Mas tem também uma questão mais que pertinente: o que evitou de fato os alcoolizados ao volante foi a tolerância zero da Lei Seca ou a fiscalização implantada a partir dela?
É incontestável o argumento de que, se a fiscalização já obriga o motorista a se submeter ao bafômetro, seria desnecessário manter a tolerância zero. Mas o argumento da redução dos acidentes falou mais alto e a Lei Seca prevaleceu.
E o sanduíche?
Surge agora uma nova questão. O Proteste (Associação Brasileira de Defesa do Consumidor) realizou testes com o pão de forma para descobrir que vários deles apresentam um razoável teor alcoólico. Ou seja, se o motorista come algumas de suas fatias, será punido se surpreendido logo depois por um bafômetro. Além do pão de forma, outras comidas e bebidas podem causar mesmo efeito, basta fermentar no organismo para produzirem álcool.
Suco de uva, por exemplo. Ou frutas fermentadas como bananas ou maçãs bem maduras. Também um probiótico, o kombucha, produzido a partir da fermentação do chá.
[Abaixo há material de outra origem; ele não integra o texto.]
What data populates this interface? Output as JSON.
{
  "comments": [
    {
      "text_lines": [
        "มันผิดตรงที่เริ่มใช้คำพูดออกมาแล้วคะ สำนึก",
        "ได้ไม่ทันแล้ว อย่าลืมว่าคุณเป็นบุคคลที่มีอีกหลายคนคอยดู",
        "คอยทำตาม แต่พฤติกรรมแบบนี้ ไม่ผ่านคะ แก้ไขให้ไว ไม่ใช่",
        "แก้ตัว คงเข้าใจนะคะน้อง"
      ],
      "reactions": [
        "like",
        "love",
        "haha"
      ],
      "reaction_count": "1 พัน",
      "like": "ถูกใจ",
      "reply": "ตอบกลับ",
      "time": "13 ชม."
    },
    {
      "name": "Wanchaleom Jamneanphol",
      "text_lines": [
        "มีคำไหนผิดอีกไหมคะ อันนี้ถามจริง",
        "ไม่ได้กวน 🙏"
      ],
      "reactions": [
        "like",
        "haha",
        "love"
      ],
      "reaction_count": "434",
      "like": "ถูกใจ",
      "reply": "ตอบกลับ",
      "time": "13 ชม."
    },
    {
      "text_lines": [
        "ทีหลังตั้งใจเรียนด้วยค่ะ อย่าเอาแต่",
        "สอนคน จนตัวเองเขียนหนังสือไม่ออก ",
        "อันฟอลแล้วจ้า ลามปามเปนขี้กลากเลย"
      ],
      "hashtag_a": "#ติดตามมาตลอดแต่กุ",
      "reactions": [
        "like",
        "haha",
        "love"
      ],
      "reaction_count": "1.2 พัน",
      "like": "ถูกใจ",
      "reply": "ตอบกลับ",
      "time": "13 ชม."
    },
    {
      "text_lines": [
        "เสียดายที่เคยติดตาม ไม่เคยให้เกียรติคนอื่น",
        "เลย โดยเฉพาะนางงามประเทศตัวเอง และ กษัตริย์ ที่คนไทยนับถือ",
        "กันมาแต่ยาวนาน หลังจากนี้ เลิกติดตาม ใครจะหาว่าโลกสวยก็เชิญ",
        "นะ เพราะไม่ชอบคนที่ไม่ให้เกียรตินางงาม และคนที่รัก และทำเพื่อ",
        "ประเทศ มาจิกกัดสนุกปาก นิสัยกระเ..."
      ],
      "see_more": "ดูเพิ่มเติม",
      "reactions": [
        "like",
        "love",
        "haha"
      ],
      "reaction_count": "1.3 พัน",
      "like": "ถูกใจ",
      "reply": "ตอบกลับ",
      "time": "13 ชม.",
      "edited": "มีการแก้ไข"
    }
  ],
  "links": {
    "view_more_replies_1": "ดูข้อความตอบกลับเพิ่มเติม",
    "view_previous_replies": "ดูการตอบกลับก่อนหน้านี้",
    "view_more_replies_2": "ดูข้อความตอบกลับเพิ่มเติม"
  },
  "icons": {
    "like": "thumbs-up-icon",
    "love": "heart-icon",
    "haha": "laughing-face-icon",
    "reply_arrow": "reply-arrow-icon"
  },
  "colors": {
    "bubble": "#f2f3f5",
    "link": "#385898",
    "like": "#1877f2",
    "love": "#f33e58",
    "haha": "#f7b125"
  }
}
Alguns enxaguantes bucais contêm álcool em sua composição e que pode surgir no teste do bafômetro.
Então, fica a questão: quantos motoristas podem ter sido (indevidamente) punidos pelo bafômetro porque acabaram de combinar um sanduíche de pão de forma com um suco de uva?
A solução para que se evitem estas equivocadas punições não poderia ser mais simples: voltar aos 0,6 g de álcool no sangue previstos no nosso código de trânsito, que permite um chope, um vinho, o bombom de licor e o pão de forma sem prejudicar o comportamento do motorista.